Avante caminhantes
Vinte dias de travessia e partilha. Quase 100 km de troca de passos, espaços e saberes. Uma caminhada memorável atravessando os medos e as belezas da maior ilha fluvial do planeta. Fomos os primeiros a fazer a travessia a pé. Muitas recomendações e temores: cuidado com as onças, os jacarés, as piranhas. Atravessamos ilesos todos esses medos e apreensões.
Os Jawaé, Karajá e Avá Canoeiro, povos guerreiros e resistentes, nos acolhem com alegria e sabedoria. Tudo no seu tempo e significado. As redes atadas na beira do rio ou da estrada, as barracas embaixo de frondosas mangueiras ou vegetação do cerrado. Tudo acontecendo a contento e a seu tempo.
Quarenta e quatro caminhantes, pé na estrada, mochila nas costas e o coração aberto para o diferente. Fomos sendo surpreendidos pelos bandos de biguá, garças, socó boi e uma infinidade de pássaros.
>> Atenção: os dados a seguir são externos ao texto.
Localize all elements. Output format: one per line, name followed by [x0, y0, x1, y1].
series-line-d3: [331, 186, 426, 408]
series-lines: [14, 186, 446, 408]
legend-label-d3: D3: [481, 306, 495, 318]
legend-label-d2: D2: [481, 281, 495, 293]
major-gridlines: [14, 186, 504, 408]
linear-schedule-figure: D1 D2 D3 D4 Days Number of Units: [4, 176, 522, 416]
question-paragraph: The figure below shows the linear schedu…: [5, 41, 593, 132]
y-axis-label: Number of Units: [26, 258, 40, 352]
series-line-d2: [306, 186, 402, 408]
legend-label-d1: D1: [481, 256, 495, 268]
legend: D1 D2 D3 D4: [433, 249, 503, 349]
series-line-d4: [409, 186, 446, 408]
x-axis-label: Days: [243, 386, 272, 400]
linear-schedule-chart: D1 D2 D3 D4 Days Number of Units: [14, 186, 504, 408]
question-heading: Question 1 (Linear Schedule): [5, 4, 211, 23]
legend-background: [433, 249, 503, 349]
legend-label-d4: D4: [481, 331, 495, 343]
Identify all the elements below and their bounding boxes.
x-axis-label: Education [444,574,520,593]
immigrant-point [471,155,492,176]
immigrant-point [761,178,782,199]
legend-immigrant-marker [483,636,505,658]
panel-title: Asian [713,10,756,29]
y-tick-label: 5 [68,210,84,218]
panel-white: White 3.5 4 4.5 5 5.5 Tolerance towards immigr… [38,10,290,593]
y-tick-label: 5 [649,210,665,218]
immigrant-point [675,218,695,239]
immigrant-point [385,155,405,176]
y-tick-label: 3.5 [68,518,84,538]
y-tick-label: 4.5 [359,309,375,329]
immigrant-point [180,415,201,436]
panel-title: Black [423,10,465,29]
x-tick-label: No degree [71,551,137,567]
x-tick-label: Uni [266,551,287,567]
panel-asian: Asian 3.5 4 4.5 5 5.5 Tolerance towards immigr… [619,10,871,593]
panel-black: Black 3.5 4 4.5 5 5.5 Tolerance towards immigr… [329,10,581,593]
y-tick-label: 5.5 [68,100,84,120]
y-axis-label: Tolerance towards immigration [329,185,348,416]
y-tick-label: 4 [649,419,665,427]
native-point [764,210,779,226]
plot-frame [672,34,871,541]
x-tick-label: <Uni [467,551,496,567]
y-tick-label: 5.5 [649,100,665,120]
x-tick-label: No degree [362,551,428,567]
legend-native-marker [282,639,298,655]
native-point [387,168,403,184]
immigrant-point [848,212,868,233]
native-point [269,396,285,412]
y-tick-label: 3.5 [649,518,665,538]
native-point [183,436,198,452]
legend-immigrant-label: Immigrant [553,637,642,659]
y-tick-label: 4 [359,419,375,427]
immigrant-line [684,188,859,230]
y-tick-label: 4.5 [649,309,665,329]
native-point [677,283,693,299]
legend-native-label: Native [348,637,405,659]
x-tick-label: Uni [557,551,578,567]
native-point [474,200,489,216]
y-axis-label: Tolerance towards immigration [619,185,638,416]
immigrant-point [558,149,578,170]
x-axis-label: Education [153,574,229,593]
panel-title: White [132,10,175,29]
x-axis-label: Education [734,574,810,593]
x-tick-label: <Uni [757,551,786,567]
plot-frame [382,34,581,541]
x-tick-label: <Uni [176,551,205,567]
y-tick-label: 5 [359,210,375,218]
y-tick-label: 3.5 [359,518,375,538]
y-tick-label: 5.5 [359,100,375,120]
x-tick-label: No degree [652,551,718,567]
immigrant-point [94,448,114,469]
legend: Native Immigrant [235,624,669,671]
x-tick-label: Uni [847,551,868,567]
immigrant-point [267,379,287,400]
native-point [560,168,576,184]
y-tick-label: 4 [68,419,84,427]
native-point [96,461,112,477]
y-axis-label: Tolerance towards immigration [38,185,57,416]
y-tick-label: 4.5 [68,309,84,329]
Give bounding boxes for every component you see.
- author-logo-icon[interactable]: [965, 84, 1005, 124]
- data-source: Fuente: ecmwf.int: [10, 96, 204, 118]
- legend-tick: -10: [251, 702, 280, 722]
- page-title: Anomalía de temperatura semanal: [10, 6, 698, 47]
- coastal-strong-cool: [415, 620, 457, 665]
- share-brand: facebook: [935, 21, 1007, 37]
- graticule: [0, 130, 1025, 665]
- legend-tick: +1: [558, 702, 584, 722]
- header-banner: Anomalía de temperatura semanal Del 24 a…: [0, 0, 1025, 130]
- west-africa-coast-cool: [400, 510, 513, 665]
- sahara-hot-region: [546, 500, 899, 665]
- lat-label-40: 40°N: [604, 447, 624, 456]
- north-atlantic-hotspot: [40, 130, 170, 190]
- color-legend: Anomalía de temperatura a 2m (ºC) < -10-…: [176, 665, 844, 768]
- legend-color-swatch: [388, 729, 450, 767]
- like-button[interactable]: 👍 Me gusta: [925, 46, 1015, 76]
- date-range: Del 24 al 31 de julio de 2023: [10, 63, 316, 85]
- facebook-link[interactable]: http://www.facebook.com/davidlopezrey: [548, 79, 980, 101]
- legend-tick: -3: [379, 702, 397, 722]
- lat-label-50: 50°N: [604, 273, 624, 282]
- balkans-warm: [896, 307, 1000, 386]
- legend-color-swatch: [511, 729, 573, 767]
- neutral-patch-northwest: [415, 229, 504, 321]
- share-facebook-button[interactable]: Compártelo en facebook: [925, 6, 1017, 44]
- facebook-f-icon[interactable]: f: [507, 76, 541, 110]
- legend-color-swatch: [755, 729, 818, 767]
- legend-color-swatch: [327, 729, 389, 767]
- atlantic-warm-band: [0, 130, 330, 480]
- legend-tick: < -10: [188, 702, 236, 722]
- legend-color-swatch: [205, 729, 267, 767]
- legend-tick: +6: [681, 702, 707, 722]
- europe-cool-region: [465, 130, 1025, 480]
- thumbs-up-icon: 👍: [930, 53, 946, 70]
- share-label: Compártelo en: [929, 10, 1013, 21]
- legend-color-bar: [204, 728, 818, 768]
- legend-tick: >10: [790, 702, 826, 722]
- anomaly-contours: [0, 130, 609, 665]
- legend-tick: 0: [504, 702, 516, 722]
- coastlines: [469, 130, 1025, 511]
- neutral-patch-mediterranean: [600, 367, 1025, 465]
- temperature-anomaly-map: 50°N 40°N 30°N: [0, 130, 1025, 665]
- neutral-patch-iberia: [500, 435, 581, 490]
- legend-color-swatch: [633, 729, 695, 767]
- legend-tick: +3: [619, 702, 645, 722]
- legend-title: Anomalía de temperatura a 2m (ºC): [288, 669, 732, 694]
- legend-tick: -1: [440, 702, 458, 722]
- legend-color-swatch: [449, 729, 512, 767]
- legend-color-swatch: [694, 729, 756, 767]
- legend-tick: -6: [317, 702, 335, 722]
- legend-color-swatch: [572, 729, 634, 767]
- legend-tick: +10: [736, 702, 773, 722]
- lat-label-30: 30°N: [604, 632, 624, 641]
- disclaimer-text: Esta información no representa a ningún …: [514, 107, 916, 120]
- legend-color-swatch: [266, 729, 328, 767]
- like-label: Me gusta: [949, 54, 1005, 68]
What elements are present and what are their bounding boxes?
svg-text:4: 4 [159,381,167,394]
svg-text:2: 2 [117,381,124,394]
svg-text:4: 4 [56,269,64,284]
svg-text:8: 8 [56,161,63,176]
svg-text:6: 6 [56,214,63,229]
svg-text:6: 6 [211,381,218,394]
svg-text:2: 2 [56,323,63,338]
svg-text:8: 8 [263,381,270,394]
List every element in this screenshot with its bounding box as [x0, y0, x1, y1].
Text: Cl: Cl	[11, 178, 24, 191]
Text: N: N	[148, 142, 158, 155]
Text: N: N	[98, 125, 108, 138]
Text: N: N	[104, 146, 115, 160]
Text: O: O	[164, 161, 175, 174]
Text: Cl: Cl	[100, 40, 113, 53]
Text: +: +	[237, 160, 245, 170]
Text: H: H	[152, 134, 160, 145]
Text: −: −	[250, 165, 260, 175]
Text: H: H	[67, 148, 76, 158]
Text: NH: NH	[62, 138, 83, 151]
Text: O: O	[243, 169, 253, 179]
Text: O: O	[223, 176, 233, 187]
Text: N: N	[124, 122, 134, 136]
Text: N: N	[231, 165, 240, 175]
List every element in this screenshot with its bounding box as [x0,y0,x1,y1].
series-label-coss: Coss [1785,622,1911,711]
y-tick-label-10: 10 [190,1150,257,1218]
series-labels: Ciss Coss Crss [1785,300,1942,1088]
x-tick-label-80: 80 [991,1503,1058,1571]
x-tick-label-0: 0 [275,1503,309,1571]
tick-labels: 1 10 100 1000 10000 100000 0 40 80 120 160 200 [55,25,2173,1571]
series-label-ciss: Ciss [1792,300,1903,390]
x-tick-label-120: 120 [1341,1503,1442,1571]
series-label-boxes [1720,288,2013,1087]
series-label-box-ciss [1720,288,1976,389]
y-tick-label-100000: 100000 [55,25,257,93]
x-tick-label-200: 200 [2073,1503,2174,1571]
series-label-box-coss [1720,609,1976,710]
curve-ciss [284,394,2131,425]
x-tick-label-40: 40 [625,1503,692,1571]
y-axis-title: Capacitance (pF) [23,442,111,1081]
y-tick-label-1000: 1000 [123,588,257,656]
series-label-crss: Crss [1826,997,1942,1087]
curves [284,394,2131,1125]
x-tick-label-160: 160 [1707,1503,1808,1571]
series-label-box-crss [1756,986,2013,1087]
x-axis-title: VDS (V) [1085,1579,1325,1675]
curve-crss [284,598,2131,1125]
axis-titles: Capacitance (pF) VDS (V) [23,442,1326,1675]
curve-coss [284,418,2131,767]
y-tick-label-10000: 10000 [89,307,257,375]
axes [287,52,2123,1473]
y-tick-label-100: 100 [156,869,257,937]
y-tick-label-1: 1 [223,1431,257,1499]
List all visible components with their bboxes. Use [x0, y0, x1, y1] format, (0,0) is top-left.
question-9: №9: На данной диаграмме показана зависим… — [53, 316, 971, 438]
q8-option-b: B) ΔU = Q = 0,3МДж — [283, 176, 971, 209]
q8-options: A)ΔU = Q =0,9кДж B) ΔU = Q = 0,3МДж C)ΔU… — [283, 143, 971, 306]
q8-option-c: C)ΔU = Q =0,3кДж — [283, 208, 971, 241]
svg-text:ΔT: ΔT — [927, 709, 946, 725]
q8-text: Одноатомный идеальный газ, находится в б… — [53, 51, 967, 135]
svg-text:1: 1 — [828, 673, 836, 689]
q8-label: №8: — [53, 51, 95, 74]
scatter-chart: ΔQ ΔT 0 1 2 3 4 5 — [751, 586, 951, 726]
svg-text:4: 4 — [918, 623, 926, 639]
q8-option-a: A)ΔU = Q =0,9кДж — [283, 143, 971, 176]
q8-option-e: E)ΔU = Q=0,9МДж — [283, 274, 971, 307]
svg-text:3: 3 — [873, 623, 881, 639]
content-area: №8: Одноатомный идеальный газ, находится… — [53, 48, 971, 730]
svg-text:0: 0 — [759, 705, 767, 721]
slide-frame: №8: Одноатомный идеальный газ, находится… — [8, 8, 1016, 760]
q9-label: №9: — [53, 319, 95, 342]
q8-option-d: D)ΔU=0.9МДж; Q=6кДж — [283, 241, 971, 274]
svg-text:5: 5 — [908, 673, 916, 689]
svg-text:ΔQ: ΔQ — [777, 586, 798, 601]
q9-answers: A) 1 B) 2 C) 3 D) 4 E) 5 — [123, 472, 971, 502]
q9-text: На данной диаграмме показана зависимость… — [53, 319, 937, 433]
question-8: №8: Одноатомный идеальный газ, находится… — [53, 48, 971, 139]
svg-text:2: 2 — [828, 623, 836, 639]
Até os enormes Tuiuiu, em seus ninhos no alto das árvores, vigilantes com seus filhotes, deram os ares de sua graça.
Quando as bolhas, calos começaram aparecer, era a hora da solidariedade e as paradas para refazer as energias e tratar as feridas no corpo e na alma com os óleos naturais e os cuidados necessários.
A ilha do Bananal: belezas, impactos e ameaças
A ilha do Bananal é berço natural de povos indígenas como os Jawaé e Karajá. Há mais de dois séculos se iniciou um processo de contatos e invasões por parte dos interesses nos recursos naturais e belezas da ilha. Porém, a invasão maior se deu a partir de meados do século vinte, com a marcha para o Brasil Central. A partir de então interesses turísticos e da expansão pecuária se estabeleceram na ilha. Apesar de ser declarada Parque Nacional e a partir da década de 80 dois terços serem declarados Terra Indígena, as invasões estimuladas por políticos e o latifúndio, fizeram com que mais de 20 mil pessoas ocupassem a ilha, chegando a ter mais de 100 mil cabeças de gado.
No governo de Juscelino Kubitschek, foi construído um grande hotel, próximo à aldeia Kararjá de Santa Izabel, com o intuito de desenvolver ali um pólo turístico. Serviu como local de férias e safári para os militares durante a ditadura. Foi repassado para o governo de Goiás no início da década de 80, para exploração do turismo na ilha. Felizmente o projeto não se consolidou. Os índios se livraram do pesadelo ateando fogo no lendário Hotel JK. Hoje restam apenas as ruínas entre árvores e as casas de palha de babaçu.
Outra grande ameaça foi o início da construção da estrada Transaraguaia, em 1983. Houve uma grande reação nacional, pois se considerava essa como “estrada da morte”, da insensatez, da ignomínia. Um absurdo. Teriam que ser feitos mais de 80 km de aterro de 3 a 6 metros. O impacto sobre o ecossistema da ilha seria fatal. Depois de iniciadas as obras os índios Jawaé interromperam os trabalhos e obrigaram a retirada das máquinas. Porém até hoje continuam as pressões dos políticos e do agronegócio para a construção dessa estrada. Ainda no ano passado o governador do Tocantins, Siqueira Campos esteve com os Karajá tentando mostrar as vantagens da estrada, fazendo promessas e doando objetos agrícolas. Uma liderança Jawaé solicitou aos caminhantes que os apoiássemos na luta contra a construção dessa estrada. Nos comprometemos com essa luta pelo bem da vida e da mãe terra. Vimos, sentimos e nos sintonizamos com o direito amplo de todas as formas de vida existentes na ilha do Bananal.
D. Pedro comentou que há mais de quatro décadas, quando aí chegou a ilha era um espetáculo pela exuberância de vida. Infelizmente já foi bastante impactada pelas sucessivas e variadas formas de invasão, principalmente pela pecuária e turismo.
Nos unimos, no caminho da resistência, afirmação de direitos e da vida, a todos os que lutam para que a ilha do Bananal continue sendo não apenas a maior ilha fluvial do mundo, mas também um exemplo de preservação sócio-ambiental.
Caminhantes da vida na “troca de saberes”, não apenas vivenciamos uma experiência admirável desse grande Brasil desconhecido, mas construímos e assumimos um compromisso com os povos indígenas e a ameaçada biodiversidade dessa região.
Avante caminhantes, o caminho se faz caminhando, com lutas concretas, sonhos e utopias.